I wrote it right after I got the CL-SQL backend working.  That is in
fact part of the reason that I never worried about making the CL-SQL
backend faster -- the caching took care of almost all of my needs.  I
didn't mind paying for the writes, since each one typically was in
response to a human being clicking a browser button, and the writes were
certainly faster than that.

I called this system "DCM" for Data Collection Managment.  In fact it
implements what you might call a Tier 2 or "Business Object" cache.  It
writes objects directly to btrees, and creates its own keys.  In a way,
it does what Ian's class-based persistence does.

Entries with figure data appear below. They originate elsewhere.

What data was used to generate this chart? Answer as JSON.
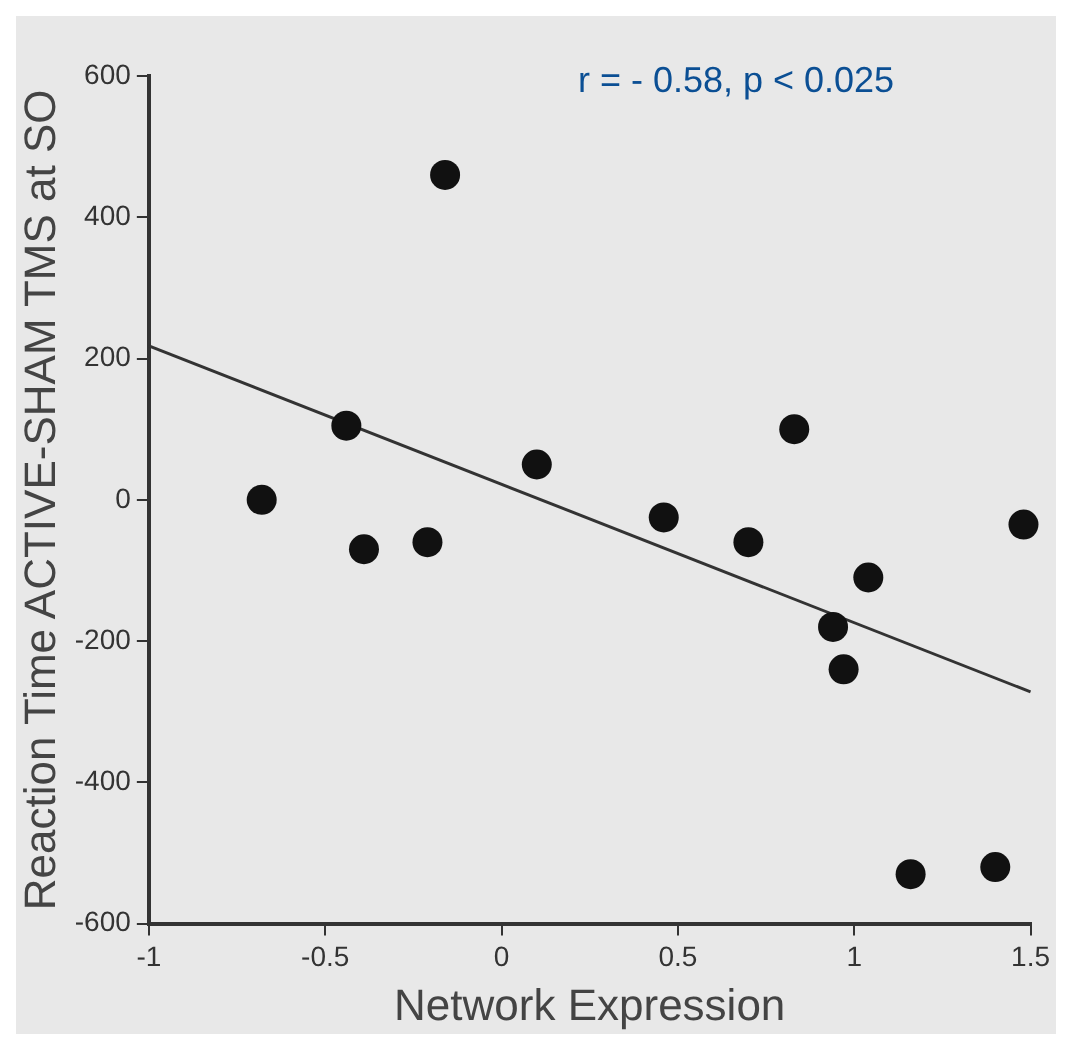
{
  "chart_data": {
    "type": "scatter",
    "xlabel": "Network Expression",
    "ylabel": "Reaction Time ACTIVE-SHAM TMS at SO",
    "annotations": [
      "r = - 0.58, p < 0.025"
    ],
    "xlim": [
      -1,
      1.5
    ],
    "xticks": [
      -1,
      -0.5,
      0,
      0.5,
      1,
      1.5
    ],
    "ylim": [
      -600,
      600
    ],
    "yticks": [
      -600,
      -400,
      -200,
      0,
      200,
      400,
      600
    ],
    "grid": false,
    "legend": false,
    "marker": "circle",
    "series": [
      {
        "color": "#111111",
        "x": [
          -0.68,
          -0.44,
          -0.39,
          -0.21,
          -0.16,
          0.1,
          0.46,
          0.7,
          0.83,
          0.94,
          0.97,
          1.04,
          1.16,
          1.4,
          1.48
        ],
        "values": [
          0,
          105,
          -70,
          -60,
          460,
          50,
          -25,
          -60,
          100,
          -180,
          -240,
          -110,
          -530,
          -520,
          -35
        ]
      },
      {
        "type": "line",
        "color": "#333333",
        "x": [
          -1,
          1.5
        ],
        "values": [
          218,
          -272
        ],
        "marker": "none"
      }
    ]
  }
}
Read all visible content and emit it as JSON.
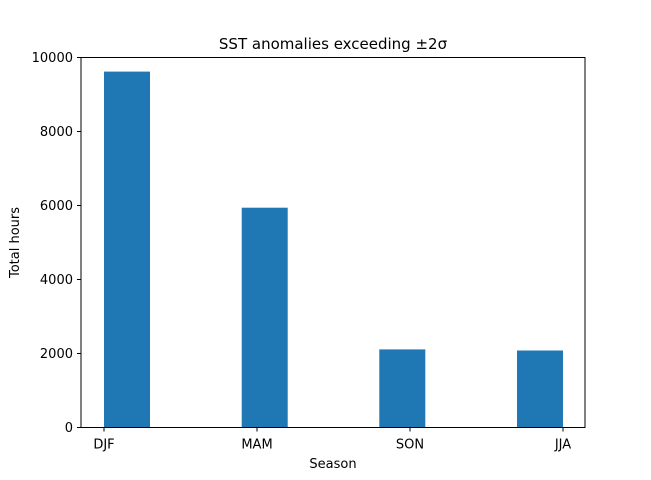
{
  "chart_data": {
    "type": "bar",
    "title": "SST anomalies exceeding ±2σ",
    "xlabel": "Season",
    "ylabel": "Total hours",
    "categories": [
      "DJF",
      "MAM",
      "SON",
      "JJA"
    ],
    "values": [
      9620,
      5940,
      2110,
      2080
    ],
    "ylim": [
      0,
      10000
    ],
    "yticks": [
      0,
      2000,
      4000,
      6000,
      8000,
      10000
    ],
    "bar_color": "#1f77b4",
    "grid": false,
    "legend": "none"
  }
}
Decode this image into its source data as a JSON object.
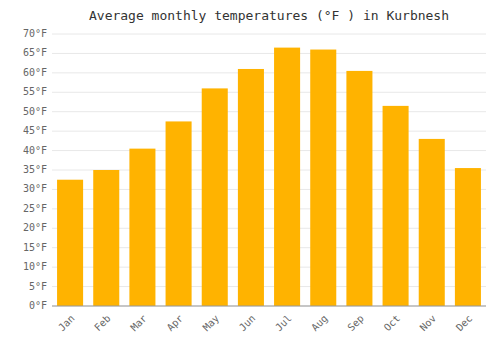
{
  "chart_data": {
    "type": "bar",
    "title": "Average monthly temperatures (°F ) in Kurbnesh",
    "categories": [
      "Jan",
      "Feb",
      "Mar",
      "Apr",
      "May",
      "Jun",
      "Jul",
      "Aug",
      "Sep",
      "Oct",
      "Nov",
      "Dec"
    ],
    "values": [
      32.5,
      35,
      40.5,
      47.5,
      56,
      61,
      66.5,
      66,
      60.5,
      51.5,
      43,
      35.5
    ],
    "color": "#FFB300",
    "ylim": [
      0,
      70
    ],
    "yticks": [
      {
        "value": 0,
        "label": "0°F"
      },
      {
        "value": 5,
        "label": "5°F"
      },
      {
        "value": 10,
        "label": "10°F"
      },
      {
        "value": 15,
        "label": "15°F"
      },
      {
        "value": 20,
        "label": "20°F"
      },
      {
        "value": 25,
        "label": "25°F"
      },
      {
        "value": 30,
        "label": "30°F"
      },
      {
        "value": 35,
        "label": "35°F"
      },
      {
        "value": 40,
        "label": "40°F"
      },
      {
        "value": 45,
        "label": "45°F"
      },
      {
        "value": 50,
        "label": "50°F"
      },
      {
        "value": 55,
        "label": "55°F"
      },
      {
        "value": 60,
        "label": "60°F"
      },
      {
        "value": 65,
        "label": "65°F"
      },
      {
        "value": 70,
        "label": "70°F"
      }
    ],
    "grid": true
  }
}
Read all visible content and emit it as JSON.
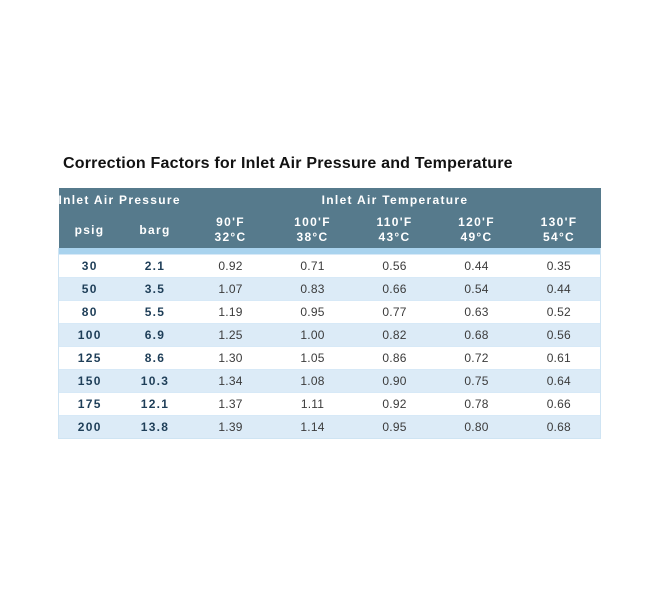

However, I haven't touted because it isn't very good.  It has the
following drawbacks:

1)  I was relatively new to LISP when I wrote it,
2)  It makes no use of Ian's new stuff (which is newer than DCM),
3)  It uses SBCL-specific locking,
4)  It does not have a lot of tests,
5)  It does not allow limitations to the cache size --- it assumes
you have enough memory for those classes for which you use the in-memory
caching strategy,
6)  I think its use of btrees could be pretty bad,
7) it might not run now, as it has not been under test for a while.

However, the one thing it does really well, that I don't think we have
at the current level, is object-level caching.  (If I am wrong about
that, please enlighten me.)

I haven't looked at Rucksack yet, but I would venture that if we wanted
to write a Prevalence-style system, we could examine DCM and either
improve it or take some of its approach as a starting point.

One way in which this would differ from Prevalence is that this a
"write-through cache", not a "journaling transaction system."  A true
journaling system would have less I/O and would allow more control of
checkpointing strategy.

One stylistic point that I'm undecided on is which of these styles is
better:

1)  You have an explicit "manager" or "director" that is responsible for
Create, Read, Update Delete (CRUD) operations on a class of objects.
The managed class is not itself inherently persistent; it is persisted
when you call "register" on the managed object via the "manager".  When
you instantiate a manager, you specify a caching strategy by subclassing
a manager class that follows a particular strategy.

2)  You use the MOP to make a class really intelligent, and let it be
re-defclassed with different settings, and you implement lots of slot
keywords to say which slots are transient, persistent, etc., and in
general think of the "class", when treated as an actual data value as it
is in lisp, as responsible for caching and persistence, thus doing the
same job that the "manager" does in the other model.

What Elephant has now is the latter; DCM is the former.  DCM will be
familiar to your typical Java/C# software engineer.

Given all of the discussion around performance, it is hard for me to
personally sort out how important performance really is, and how best to
get it, not because it is particularly hard, but because we don't seem
to have anybody with an urgent use-case, and because object-level
caching is so effective (at least for me.)

So I'll go out on a limb and say that offering object-level caching is
the single biggest performance enhancement we make for the most common
cases.

If we agree with that, then we can start to imagine how we would most
like to implement this.

I personally don't have any objection to the "manager" pattern as a
discrete object.  However, I think most of our users are happier with
the "defpclass" approach.  So I think the ideal situation would be to
expand the "defpclass" macro to allow one to specify a caching strategy,
and the parameters that control such a strategy.  Whether this should be
slot-based or object based or some combination, I'm not sure.

It ought to be quite simple to create some performance tests that
clarify the performance of this approach.

However, I don't know if this is more important than a native-lisp
backend, or a query-language.  For the next year at least I am working
at a job rather than working on my lisp application; and even then I was
happy with the performance I was getting out of DCM.  So I personally
don't have performance need that drives anything.  I wish I knew how
many new users we would have from better performance vs. a native-lisp
backend vs. a query-language, or what our existing users would prefer.